Great Eastern has also sold scrapped or entire ore/oil bulk carrier fleet and tankers. Essar Shipping has transferred a major portion of its dry cargo bulk carrier fleet to SISCO. Varun Shipping is attempting to diversify its risks by expanding into bulk carriers, which now comprise 43 per cent of its fleet.
What accounts for this sudden surge in the shipping industry? One reason is that the Baltic Freight Index (BFI), the monitor of the world cargo industry which indicates an average of freight rates on 10 major routes, rose from a low of just over 1,000 in 1992 to a high of 2,351 in early May last year. The BFI is an important benchmark for the industry as it is based on actual rates and futures. The index has been rising steadily over the past year. It bottomed out in July at 1,937 and peaked again at 2,122 on August 25. Then from this mighty crest, the index started its plunge and troughed down to 1,538 on November 2. By November 20, it had surged again to 1,753, closing 70 points lower at the end of the month. And after a slump in December, it rose again in mid-January, eventually touching 1,535 on January 23.

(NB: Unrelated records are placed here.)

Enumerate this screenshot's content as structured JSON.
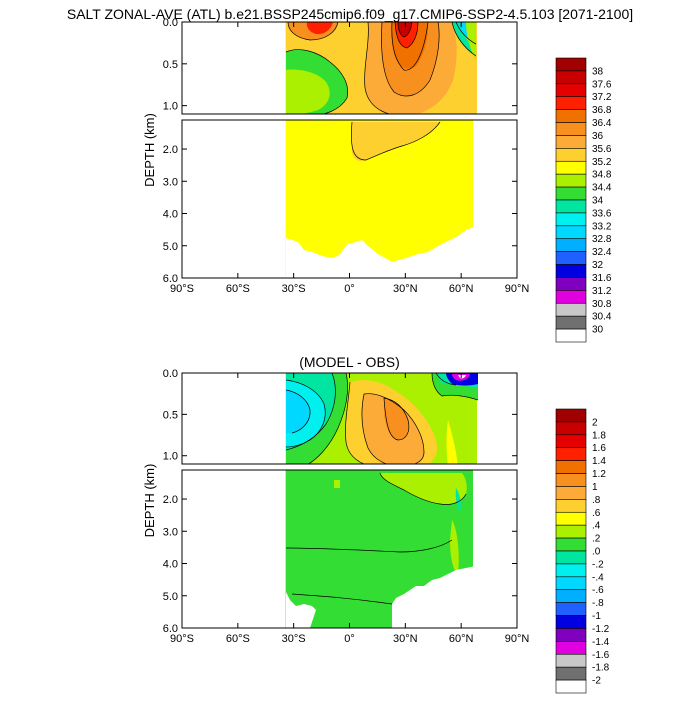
{
  "title": "SALT ZONAL-AVE (ATL) b.e21.BSSP245cmip6.f09_g17.CMIP6-SSP2-4.5.103 [2071-2100]",
  "chart_data": [
    {
      "type": "heatmap",
      "title": "",
      "xlabel": "",
      "ylabel": "DEPTH (km)",
      "x_ticks": [
        "90°S",
        "60°S",
        "30°S",
        "0°",
        "30°N",
        "60°N",
        "90°N"
      ],
      "x_range": [
        -90,
        90
      ],
      "y_ticks_upper": [
        "0.0",
        "0.5",
        "1.0"
      ],
      "y_range_upper": [
        0,
        1.1
      ],
      "y_ticks_lower": [
        "2.0",
        "3.0",
        "4.0",
        "5.0",
        "6.0"
      ],
      "y_range_lower": [
        1.1,
        6.0
      ],
      "colorbar_labels": [
        "38",
        "37.6",
        "37.2",
        "36.8",
        "36.4",
        "36",
        "35.6",
        "35.2",
        "34.8",
        "34.4",
        "34",
        "33.6",
        "33.2",
        "32.8",
        "32.4",
        "32",
        "31.6",
        "31.2",
        "30.8",
        "30.4",
        "30"
      ],
      "colorbar_colors": [
        "#a00000",
        "#c80000",
        "#e60000",
        "#ff2000",
        "#f07000",
        "#f89020",
        "#fcaa38",
        "#fdd030",
        "#ffff00",
        "#aaf000",
        "#33dd33",
        "#00e6a0",
        "#00f0f0",
        "#00d8ff",
        "#00b0ff",
        "#2060ff",
        "#0000e0",
        "#8000c0",
        "#e000e0",
        "#c8c8c8",
        "#707070",
        "#ffffff"
      ]
    },
    {
      "type": "heatmap",
      "title": "(MODEL - OBS)",
      "xlabel": "",
      "ylabel": "DEPTH (km)",
      "x_ticks": [
        "90°S",
        "60°S",
        "30°S",
        "0°",
        "30°N",
        "60°N",
        "90°N"
      ],
      "x_range": [
        -90,
        90
      ],
      "y_ticks_upper": [
        "0.0",
        "0.5",
        "1.0"
      ],
      "y_range_upper": [
        0,
        1.1
      ],
      "y_ticks_lower": [
        "2.0",
        "3.0",
        "4.0",
        "5.0",
        "6.0"
      ],
      "y_range_lower": [
        1.1,
        6.0
      ],
      "colorbar_labels": [
        "2",
        "1.8",
        "1.6",
        "1.4",
        "1.2",
        "1",
        ".8",
        ".6",
        ".4",
        ".2",
        ".0",
        "-.2",
        "-.4",
        "-.6",
        "-.8",
        "-1",
        "-1.2",
        "-1.4",
        "-1.6",
        "-1.8",
        "-2"
      ],
      "colorbar_colors": [
        "#a00000",
        "#c80000",
        "#e60000",
        "#ff2000",
        "#f07000",
        "#f89020",
        "#fcaa38",
        "#fdd030",
        "#ffff00",
        "#aaf000",
        "#33dd33",
        "#00e6a0",
        "#00f0f0",
        "#00d8ff",
        "#00b0ff",
        "#2060ff",
        "#0000e0",
        "#8000c0",
        "#e000e0",
        "#c8c8c8",
        "#707070",
        "#ffffff"
      ]
    }
  ]
}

But despite the hiccups, the average BFI between January and November 1995 rose by almost 40 per cent over the corresponding period in 1994. Says a Great Eastern official: "It is a simple demand-supply ratio. Too much cargo chasing too few ships and expectations about more gave the fillip to the index."
A lot of the cargo movement also has to do with the rebuilding of China. Says J.H. Khan, senior vice-president, J.M. Baxi & Sons, a Bombay-based diversified shipping firm: "There have been reports about a famine in China which has encouraged a lot of grain movement towards the country." The International Grain Council expects world trade in grain to have grown by over 6.6 per cent over the past year.
Traditionally, bulk carriers have been dominated by coal, grain and iron cargo. Chinese ore imports increased by 13 per cent during the first half of the year. In the coal sector, seaborne trade in 1995 too is set for a healthy increase. Australian shipments are likely to grow by over 5 per cent while US exports are surging as domestic demand slackens and world prices hold firm.
While demand for coal from Europe has diminished, Australia, Japan and other Asian countries account for major growth in steam coal consumption. In Japan alone, total coal imports in 1995 are projected at 123 million tonnes, a 5 per cent hike over 1994. India's appetite for coal imports has also increased, while coastal coal trades are witnessing a strong growth. The Tamil Nadu Electricity Board has 11 ships on charter constantly to get coal from the ports of Haldia, Paradip and Vishakhapatnam.
And the effect on the Indian shipping companies? The demand for bulk carriers has gone up. With the BFI surging, the charter rates too have shot up. A typical less-than-10-year-old handymax carrier that fetched $8,000-9,000 a day brought in $10,000-12,000 a day when the BFI peaked.
Experts claim that for an average hike of 40 per cent in the BFI, most shipping companies owning bulk carriers should post an additional profit of a similar amount. The companies likely to benefit are Chowgde Shipping, South India Shipping, and Varun Shipping, all of whom have chartered their ships in the lucrative Atlantic-Far East sector. For the industry then, it is 'Ships Ahoy'.